Digital Seascapes takes a collaborative approach to design new ways for communities to engage with the sea as a public space. A community co-design process will test third-sector organisations using digital technology to engage communities around access to the sea. A key focal point of the project will be to support and develop knowledge exchange and capacity building between three key organisations in the city, that have a common aim to build resilient coastal cities.
The partnership with Plymouth City Council, as custodians of the city and lead on the National Marine Park (NMP), and The Rockpool Project (CIC) will develop a digital citizen science toolkit to be used as part of a wider set of activities to engage young people and to enable them to take action to care for their marine space. It will drive the local community to engage with and care for their coastal environment, positively impacting on the achievement of coastal resilience goals. 
The project builds on the creation of the first UK National Marine Park (NMP) and the work of the EU Green minds project which has been establishing green and blue governance in the city to develop 'a digital park in the sea'. This partnership will exchange technological knowledge and design skills to collaboratively explore and test new ways for communities to engage with the sea as a common space. The aim is to engage young people in new ways to make coastal areas more accessible to themselves and, more broadly, to create resilient and inclusive coastal communities.
Digital Seascapes primary students working in a pool of sea water
Digital Seascapes primary students working with crafts

Our aims

Outcomes and impact

The project will identify new knowledge around how a digital placemaking approach can be applied in marine environments towards building resilient coastal communities.
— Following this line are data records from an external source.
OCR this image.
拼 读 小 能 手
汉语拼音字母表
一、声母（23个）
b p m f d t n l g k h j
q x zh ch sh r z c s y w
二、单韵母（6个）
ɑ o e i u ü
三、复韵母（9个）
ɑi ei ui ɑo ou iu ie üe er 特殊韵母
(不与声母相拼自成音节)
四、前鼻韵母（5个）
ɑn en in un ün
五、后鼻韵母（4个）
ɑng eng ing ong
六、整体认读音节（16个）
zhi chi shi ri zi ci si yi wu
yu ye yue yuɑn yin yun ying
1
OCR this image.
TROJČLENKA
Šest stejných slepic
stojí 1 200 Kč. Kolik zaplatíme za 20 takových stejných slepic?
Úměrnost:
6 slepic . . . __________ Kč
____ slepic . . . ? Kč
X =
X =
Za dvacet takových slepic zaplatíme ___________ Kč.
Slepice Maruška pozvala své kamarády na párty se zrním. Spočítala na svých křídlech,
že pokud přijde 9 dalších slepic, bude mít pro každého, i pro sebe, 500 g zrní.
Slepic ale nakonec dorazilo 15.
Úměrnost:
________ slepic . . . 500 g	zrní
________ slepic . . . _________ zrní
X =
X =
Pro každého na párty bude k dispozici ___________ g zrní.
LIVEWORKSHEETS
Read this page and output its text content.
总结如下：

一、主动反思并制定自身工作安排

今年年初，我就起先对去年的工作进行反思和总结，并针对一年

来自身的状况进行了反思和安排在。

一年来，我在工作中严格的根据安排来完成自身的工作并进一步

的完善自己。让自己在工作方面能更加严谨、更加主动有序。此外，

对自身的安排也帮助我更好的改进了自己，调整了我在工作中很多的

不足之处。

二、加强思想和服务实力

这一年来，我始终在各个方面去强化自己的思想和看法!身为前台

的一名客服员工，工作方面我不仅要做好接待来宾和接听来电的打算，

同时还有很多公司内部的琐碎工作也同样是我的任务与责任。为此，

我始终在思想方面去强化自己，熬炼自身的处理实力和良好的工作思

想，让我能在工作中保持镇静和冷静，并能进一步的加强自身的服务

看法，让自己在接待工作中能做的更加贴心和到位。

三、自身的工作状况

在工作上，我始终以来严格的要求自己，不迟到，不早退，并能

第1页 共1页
The outcomes will address the challenge of enabling civic participation within these communities in managing and engaging with the city through a focus on marine environments – an underrepresented area of urban space by:
  • development of a series of digital prototypes around engaging with the sea as a public space
  • evaluating whether the prototypes (engagement with technology) create a stronger connection and better engagement with the marine environments
  • production of a series of design guides and examples of project outcomes that will be used to inform a new policy approach to civic governance of marine spaces in UK.
Rockpooling in the Southwest 
Theory of Change illustration for digital parks in the sea by Daniel Glover

Theory of change

The theory of change for this project is based on the following approach:
If we co-design place-based digital prototypes with residents of coastal neighbourhoods, the sea (being treated as a non-human partner) and city partners, then we aim to work towards more resilient coastal communities.

A place-based approach

Through working with other organisations and supporting people to be part of the solution, we aim to make a culture of social innovation through the project in terms of both its organisation and how it connects with community and partners. We will work directly with people from two specific neighbourhoods in Plymouth; Stonehouse and Devonport. Both communities are located less than one mile from the sea but research shows that these communities are less likely to visit the sea and are often excluded from the benefits such access brings. The co-design process will enable these engaged communities to actually visit the sea but also to create a more sustainable legacy for the wider neighbourhood. 
The project will focus on two bays in Plymouth Sound (Firestone Bay and Millbay). Both are centrally located closest to the target neighbourhoods to facilitate our work with local communities. 
Digital Seascapes primary students working on a rocky beach


Project mentor

Jo Morrison, Director of Digital Innovation & Research, Calvium LTD
Jo has worked at the intersection of people, place and technology for over 20 years. Improving the social, cultural, economic and environmental prosperity of towns and cities through innovative digital placemaking practice is a core ambition of her work. She has collaborated with a range of clients including The City of Edinburgh Council, igloo Regeneration and NHS North East London.